Есть писатели, реконструирующие действительность, есть создающие миры, Гончаров никогда не писал о том, чего не знал. Творческий метод писателя схож с автофикшеном — актуальным литературным трендом, подразумевающим, что автор соединяет свои личные переживания и впечатления с художественным вымыслом.
«Что не выросло и не созрело во мне самом, чем я сам не жил, то недоступно моему перу; я писал свою жизнь и то, что к ней прирастало», — писал он другу. Позже в письме племяннику он раскрыл мысль: «Целиком с натуры не пишется, иначе ничего не выйдет, никакого эффекта. Всё равно, что сырую говядину на стол подать. Словом — надо обработать, очистить, вымести, убрать. Лжи никакой нет: много взято верно, прямо с натуры, лица, характеры, даже разговоры, сцены. Только кое-что украшено и покрыто лаком. Это и называется художественная обработка».
Et in Arcadia ego
Неудивительно, что все свои вступления в должности Гончаров изображал с изрядной долей иронии. Выбор служебного поприща представлял в мемуарах не как сознательный выбор, а как результат давления, которому он, человек слабохарактерный и апатичный, попросту не смог противостоять. Так что некоторая «обломовская» вялость и податливость ему действительно были присущи: неслучайно позднее знакомые шутливо прозвали его принцем де Лень (по аналогии с известной исторической личностью XVIII – начала XIX столетия — принцем де Линем). Да и сам Гончаров подписывал свои письма друзьям этим именем.
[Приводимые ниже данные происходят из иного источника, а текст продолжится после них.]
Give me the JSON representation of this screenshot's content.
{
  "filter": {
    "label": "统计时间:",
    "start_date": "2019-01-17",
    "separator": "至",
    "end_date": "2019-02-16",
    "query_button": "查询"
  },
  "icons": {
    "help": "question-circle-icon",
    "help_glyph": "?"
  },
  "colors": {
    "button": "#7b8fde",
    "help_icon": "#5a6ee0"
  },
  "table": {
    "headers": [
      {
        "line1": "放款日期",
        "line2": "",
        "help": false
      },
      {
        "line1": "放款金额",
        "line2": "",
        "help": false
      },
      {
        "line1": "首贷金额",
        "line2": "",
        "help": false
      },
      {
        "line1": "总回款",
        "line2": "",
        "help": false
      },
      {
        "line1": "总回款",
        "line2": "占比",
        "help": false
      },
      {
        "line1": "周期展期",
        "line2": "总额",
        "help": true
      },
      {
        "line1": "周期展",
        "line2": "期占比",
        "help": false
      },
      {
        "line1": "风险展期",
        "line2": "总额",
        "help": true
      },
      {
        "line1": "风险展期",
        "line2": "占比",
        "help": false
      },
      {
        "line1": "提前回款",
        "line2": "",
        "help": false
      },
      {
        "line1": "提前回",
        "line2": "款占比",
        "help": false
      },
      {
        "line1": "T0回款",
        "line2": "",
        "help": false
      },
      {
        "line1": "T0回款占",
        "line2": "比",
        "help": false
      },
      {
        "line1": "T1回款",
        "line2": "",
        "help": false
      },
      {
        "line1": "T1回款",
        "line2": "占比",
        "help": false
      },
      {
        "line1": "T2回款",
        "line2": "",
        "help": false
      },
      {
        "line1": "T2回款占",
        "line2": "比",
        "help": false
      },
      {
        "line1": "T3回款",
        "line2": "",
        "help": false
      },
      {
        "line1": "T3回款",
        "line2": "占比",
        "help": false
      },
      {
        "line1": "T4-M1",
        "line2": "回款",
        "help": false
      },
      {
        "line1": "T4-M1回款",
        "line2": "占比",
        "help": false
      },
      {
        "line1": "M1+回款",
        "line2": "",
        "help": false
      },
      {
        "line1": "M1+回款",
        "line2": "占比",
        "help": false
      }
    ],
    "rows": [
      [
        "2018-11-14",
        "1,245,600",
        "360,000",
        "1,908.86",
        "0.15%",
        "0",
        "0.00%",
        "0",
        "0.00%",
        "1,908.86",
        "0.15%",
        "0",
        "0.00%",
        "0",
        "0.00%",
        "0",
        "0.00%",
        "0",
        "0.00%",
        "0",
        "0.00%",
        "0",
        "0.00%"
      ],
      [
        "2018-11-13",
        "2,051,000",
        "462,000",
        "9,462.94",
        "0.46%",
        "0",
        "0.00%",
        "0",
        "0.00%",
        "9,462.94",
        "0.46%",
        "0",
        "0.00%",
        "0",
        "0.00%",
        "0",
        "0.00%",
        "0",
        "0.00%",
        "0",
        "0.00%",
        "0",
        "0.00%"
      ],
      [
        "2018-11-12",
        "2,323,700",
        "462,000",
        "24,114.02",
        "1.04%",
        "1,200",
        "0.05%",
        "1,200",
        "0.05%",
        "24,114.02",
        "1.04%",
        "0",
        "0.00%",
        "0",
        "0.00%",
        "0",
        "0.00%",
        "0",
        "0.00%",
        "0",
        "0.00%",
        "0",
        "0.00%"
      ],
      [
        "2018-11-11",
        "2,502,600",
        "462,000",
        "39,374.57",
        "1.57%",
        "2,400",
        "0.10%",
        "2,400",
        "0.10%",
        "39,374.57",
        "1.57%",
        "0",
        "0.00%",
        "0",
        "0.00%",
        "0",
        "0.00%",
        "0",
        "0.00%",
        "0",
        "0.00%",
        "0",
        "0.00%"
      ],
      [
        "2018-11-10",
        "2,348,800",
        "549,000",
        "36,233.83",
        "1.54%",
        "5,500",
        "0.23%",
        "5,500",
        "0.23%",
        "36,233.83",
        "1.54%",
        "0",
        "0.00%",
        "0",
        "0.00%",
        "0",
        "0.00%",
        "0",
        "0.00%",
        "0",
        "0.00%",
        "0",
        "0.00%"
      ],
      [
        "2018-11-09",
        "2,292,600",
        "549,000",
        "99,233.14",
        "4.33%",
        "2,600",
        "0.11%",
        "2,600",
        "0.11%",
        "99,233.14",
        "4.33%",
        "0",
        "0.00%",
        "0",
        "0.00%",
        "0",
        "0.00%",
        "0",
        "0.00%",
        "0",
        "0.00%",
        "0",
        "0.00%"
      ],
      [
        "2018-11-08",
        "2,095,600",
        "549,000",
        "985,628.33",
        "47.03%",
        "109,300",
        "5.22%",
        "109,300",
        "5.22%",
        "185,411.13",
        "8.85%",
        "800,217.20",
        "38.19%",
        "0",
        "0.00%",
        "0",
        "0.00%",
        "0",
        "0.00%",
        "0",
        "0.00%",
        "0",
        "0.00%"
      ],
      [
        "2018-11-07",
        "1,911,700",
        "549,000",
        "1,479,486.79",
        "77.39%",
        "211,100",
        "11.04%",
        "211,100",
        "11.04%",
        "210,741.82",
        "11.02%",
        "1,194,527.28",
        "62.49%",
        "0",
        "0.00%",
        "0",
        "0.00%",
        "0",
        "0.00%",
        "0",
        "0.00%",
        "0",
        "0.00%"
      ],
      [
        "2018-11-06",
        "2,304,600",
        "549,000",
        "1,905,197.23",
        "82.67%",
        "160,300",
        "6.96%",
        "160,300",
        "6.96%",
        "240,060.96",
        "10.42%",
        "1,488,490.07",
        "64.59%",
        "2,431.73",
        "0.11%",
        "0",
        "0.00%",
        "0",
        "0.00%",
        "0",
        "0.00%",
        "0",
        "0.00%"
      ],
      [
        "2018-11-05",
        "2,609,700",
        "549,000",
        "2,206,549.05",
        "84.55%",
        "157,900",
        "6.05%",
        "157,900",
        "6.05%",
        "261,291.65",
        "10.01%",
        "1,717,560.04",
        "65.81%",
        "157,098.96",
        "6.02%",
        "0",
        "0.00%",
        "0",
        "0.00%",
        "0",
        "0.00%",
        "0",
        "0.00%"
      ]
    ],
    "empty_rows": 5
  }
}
Нарочито скучный, воссоздающий сеттинг сонной уездной жизни роман на самом деле экстремален по технике: долгие гипнотические повторы, пустая болтовня с приятелями о том, хороша ли Дашенька или Лизонька, сколько прибавочных к жалованью получает Пересветов и почем нынче овес, шутливые перебранки с Захаром («Понимаешь ли ты, что от пыли заводится моль? Я иногда даже вижу клопа на стене!» — «У меня и блохи есть!» — равнодушно отозвался Захар»). Подобные трансовые техники получили распространение уже в XX веке и были большой редкостью для XIX.
При этом Гончаров, конечно же, мог написать увлекательный, событийный усадебный роман, рассчитанный на читателя своего времени. Таков его возбудимый, почти готический «Обрыв» с заброшенным тенистым садом, где аллеи переходят в лесные тропинки, ведущие к бездне и запущенным домам, где живет странная красавица по имени Вера. Она пренебрегает героем и влюбляется в рокового злодея Марка Волохова.
В Обломовке же шатается крыльцо, а самым «страшным» событием за последние 20 лет был валяющийся в канаве мужик… Имеет ли это отношение к реализму? Конечно, нет. Обломовка — своего рода Аркадия, где нет болезни, несчастий и до поры нет смерти. В финале умирает Обломов. От ожирения сердца умирает человек огромных сердечных свойств. Как ни предостерегал Штольц, разжирел, опустился, поглупел, а всё Пшеницина со своими кулебяками с требухой. Странный святой — отказавшись от амбиций и дерзновений, он позволил чреву мира поглотить себя вместе со всей своей большой душой и интеллигентским эскапизмом, понуждающим «не выходить из комнаты, не совершать ошибки».